Beyond a sense of belonging, Victoria, who identifies as a Russian-Speaking Jew, also learned about the parts of her heritage that were lost when her grandmother, a Holocaust survivor was orphaned at age four in Belarus. Victoria’s grandmother did not learn to read or write until she was in her forties, therefore she was not able to share much with her own daughter. “I think that before, that I never understood what it’s like to be a part of a Jewish community. I grew up in the Soviet Union, so there was definitely a disconnect because we couldn’t practice [our] religion. In Belarus, most of the community was moving to Israel or to the U.S. and I never had a strong connection to Jewish community,” Victoria said. She also did not know much about Judaism because of her grandmother’s own limited knowledge. “She [grandmother] is Polish and was raised in a Catholic orphanage, so she couldn’t provide any knowledge to my mom. When I moved into Moishe House I was living with more religious residents, and it was a way for me to immerse myself in the community and the religion. My parents have always been encouraging of me getting involved in the Jewish community since my time as an undergraduate because it was something they couldn’t provide for me. That’s something I would have never gotten if I didn’t live in Moishe House,” Victoria said.
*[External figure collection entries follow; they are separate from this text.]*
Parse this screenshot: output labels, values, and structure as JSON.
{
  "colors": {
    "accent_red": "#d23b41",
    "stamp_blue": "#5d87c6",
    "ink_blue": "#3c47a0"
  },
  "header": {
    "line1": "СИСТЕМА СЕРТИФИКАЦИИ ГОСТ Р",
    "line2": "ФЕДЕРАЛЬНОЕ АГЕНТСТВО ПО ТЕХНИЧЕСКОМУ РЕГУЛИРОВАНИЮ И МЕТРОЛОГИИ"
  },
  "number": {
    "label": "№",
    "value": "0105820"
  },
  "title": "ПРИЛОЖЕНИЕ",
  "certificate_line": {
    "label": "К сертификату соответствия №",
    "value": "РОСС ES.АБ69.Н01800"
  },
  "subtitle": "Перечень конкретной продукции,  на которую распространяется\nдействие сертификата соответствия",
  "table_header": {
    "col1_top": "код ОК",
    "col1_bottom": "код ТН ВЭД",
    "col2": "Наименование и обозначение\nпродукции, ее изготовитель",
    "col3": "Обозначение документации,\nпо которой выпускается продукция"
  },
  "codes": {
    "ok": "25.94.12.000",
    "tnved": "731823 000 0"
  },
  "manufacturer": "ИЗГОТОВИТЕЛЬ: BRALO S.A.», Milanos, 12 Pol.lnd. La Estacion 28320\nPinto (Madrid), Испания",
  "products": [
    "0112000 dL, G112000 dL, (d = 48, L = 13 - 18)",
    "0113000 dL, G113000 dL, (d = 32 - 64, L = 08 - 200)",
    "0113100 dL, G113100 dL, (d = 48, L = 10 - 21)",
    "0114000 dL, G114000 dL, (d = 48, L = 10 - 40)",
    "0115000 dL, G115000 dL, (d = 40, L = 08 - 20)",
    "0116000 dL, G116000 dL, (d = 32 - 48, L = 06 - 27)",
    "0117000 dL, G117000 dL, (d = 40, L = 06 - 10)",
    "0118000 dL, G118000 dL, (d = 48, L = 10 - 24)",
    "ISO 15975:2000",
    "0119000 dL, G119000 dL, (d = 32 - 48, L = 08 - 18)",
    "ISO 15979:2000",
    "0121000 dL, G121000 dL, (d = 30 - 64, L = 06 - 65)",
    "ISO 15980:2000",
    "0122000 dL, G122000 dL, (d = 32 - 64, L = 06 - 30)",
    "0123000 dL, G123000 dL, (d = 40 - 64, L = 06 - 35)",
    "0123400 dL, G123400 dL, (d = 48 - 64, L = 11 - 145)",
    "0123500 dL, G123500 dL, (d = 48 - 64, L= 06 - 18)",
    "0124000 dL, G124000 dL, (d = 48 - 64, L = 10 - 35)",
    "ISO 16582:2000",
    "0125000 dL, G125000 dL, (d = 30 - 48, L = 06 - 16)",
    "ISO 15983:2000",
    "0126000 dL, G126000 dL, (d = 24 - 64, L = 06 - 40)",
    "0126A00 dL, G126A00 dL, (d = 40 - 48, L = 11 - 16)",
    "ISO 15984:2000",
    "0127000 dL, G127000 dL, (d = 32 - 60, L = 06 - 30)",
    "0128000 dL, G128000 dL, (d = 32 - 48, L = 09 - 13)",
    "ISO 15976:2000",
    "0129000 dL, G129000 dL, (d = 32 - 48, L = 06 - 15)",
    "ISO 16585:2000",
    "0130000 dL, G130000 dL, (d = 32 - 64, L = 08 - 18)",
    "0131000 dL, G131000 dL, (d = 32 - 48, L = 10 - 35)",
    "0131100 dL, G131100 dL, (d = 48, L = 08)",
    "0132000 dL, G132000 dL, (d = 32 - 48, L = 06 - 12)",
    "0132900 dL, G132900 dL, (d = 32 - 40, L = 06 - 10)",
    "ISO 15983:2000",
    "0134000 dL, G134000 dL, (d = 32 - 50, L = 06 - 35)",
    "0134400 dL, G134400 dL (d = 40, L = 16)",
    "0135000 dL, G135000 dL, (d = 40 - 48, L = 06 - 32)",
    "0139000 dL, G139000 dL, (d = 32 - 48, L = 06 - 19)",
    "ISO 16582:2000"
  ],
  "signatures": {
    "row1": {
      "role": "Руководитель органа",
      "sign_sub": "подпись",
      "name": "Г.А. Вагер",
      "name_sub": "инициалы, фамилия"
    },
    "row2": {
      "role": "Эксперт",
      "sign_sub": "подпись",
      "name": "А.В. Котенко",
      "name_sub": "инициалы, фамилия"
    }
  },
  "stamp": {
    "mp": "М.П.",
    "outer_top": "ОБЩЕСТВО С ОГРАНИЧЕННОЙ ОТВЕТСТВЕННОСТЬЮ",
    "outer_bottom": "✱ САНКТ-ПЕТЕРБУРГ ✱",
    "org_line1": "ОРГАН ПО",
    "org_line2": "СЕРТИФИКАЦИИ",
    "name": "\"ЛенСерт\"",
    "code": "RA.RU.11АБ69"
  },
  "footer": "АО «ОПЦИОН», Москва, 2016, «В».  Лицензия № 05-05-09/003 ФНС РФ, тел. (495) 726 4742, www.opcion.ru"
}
In her own family, Victoria has also been able to close the gap between her grandmother’s Jewish experience and her own. She is now able to pass on the traditions of her culture with her parents and stepbrother and even helped her parents to put up their first mezuzah after experiencing that ritual for herself.
How It’s Going
Victoria’s tenure as a resident ended earlier this year in the midst of the COVID-19 pandemic, but she still attends events such as Shabbat dinners at Moishe House Brickell because she misses the constant stream of programming that life as a resident provides. “It’s been a few months [since moving out] and it’s felt so weird transitioning from living in a Moishe House to living on my own. I’ve felt like something is missing,” she said. “When I moved out, Moishe House was not accepting Moishe House Without Walls (MHWOW) hosts at that time, but I still hosted Shabbat dinners with my friends. During COVID I missed seeing my friends and everyone was isolated. The house is kind of like an open house for the community,” Victoria said. “I’ve missed the feeling that something was always happening at the house – where you would have a bunch of friends over for the weekends for Shabbat and chill by the pool,” she said. To that end, Victoria has set her sights on becoming an MHWOW host once the opportunity becomes available.